After the jump, The Shophound suggests six ways to make the sale a better, more successful experience for all involved

  1. GET ORGANIZED
    This season, the Sale had an ever changing configuration suggesting that nobody (or at least nobody decisive) was in charge of arranging the sale to allow for optimum shopping. This was particularly true in parts of the men's section, where at times there were three separate areas of casual trousers, for example, with no perceivable differences between them. The shirts were arbitrarily split up, and there were sweaters over here and some others over there... it was a confusing mess. Nobody's expecting full retail merchandising and service, but it shouldn't be so complicated just to shop for pants in your size.
  2. MOVE THE DAMN THING!
    Maybe its time to get this event out of the Chelsea Co-op, and into a bigger, more efficient space that might actually be a real warehouse. Granted, such spaces might be difficult to find in Manhattan, but we have seen them. A more efficient space would help goods sell faster, which might help Barneys' goal of shrinking the sale to about a week. Don't rule out the possibility of moving it to an easily accessible space in Brooklyn. People will go out of their way if you make it worth their while.
    The other obvious advantage for Barneys as a company would be that they wouldn't have to shut down the otherwise busy Chelsea Co-op location for a total of six weeks of full price selling per year.
  3. MARK DOWN IMMEDIATELY
    Experienced shoppers have learned that merchandise is not marked down again between Barneys' full-line stores' clearance and the Warehouse Sale. The weak crowds during the first days of this season's Sale suggest that nobody wants go to a dusty basement to pay the same price they could have paid a few weeks earlier in the comfort and more civilized atmosphere of a regular Barneys store. Starting with discounts on the first day would create a sense of urgency for customers to start shopping right away instead of waiting a few days or even a week for the inevitable additional savings.
  4. MARK YOUR PRICES CLEARLY
    This would seem obvious, but this season, we saw more and more merchandise with poorly marked prices, tags that had only the original full price, or, in many cases, partial, ripped tags that indicated no price at all. How, exactly, is anyone to decide to buy anything without knowing the price? This goes back to point #1, and reflects on the archaic markdown process at Barneys, which is the last major store in the city to use the inefficient practice of marking down price tags manually with red pens. Seriously.
    Will all the efforts Barneys management is making towards remodeling and updating the Madsion Avenue flagship, isn't it time to put some resources toward bringing their markdown systems into the 21st century?
  5. GET RID OF THE OLD GOODS
    This season, we saw more and more things that looked familiar from last season's sale, and the one before that, too. Why not mark this stuff down and get rid of it in a previous season section? Constantly seeing aged merchandise is one of the reasons that people are less excited about the Sale. As any shopkeeper knows, if nobody wanted it six months ago, nobody's going to want it now. Get rid of it.

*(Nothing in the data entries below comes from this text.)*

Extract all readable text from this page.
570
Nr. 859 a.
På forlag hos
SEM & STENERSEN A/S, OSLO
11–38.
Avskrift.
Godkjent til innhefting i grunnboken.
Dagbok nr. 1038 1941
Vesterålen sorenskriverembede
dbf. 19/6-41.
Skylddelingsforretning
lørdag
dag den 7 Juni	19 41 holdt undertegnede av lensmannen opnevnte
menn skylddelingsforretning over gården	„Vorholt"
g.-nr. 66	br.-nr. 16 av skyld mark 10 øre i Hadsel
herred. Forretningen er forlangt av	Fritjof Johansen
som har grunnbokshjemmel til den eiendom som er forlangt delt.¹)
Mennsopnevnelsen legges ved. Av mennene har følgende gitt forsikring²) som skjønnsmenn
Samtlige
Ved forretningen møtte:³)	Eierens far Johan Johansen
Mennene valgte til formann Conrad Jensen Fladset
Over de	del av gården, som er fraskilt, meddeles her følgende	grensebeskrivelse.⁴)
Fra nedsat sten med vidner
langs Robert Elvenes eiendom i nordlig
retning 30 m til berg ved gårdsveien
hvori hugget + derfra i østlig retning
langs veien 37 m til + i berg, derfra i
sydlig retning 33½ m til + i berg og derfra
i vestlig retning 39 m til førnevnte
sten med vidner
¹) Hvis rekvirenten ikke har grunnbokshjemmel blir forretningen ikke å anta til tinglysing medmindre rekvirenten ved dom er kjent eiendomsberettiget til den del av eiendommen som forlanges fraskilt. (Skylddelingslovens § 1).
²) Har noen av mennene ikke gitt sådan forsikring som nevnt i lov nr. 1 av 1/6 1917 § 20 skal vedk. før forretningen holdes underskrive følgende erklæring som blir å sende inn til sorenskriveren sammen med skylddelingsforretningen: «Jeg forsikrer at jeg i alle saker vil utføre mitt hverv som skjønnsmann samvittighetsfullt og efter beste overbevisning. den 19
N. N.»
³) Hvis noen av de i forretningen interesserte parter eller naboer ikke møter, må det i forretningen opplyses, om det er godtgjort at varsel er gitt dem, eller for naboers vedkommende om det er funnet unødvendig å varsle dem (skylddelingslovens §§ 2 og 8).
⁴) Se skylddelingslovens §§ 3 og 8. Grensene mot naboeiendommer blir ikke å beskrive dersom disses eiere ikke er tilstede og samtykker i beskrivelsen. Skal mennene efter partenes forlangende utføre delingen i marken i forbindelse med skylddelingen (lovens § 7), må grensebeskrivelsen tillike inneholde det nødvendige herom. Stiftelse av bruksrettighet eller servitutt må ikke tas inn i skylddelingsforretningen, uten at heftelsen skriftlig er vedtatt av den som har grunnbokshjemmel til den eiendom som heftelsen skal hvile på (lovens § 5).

  6. MANAGE OFF-PRICE MERCHANDISE MORE CAREFULLY
    Barneys has always supplemented the Warehouse Sale offerings with off-price merchandise that comes directly from vendors that was never sold in regular full-line stores. Sometimes this merchandise can include great bargains, particularly in sections like Men's Suits, but sometimes, especially when it doesn't sell well, it can overtake some sections like kudzu (or men's cargo pants). Maybe some of this merchandise should be put in its own special section and specially priced to move instead of clogging the racks and making it harder to shop for the stuff people really want.

Whether or not Barneys is interested in improving the sale, or even holding it at all anymore, is beyond us, but if they are going to keep having it, they ought to do it right.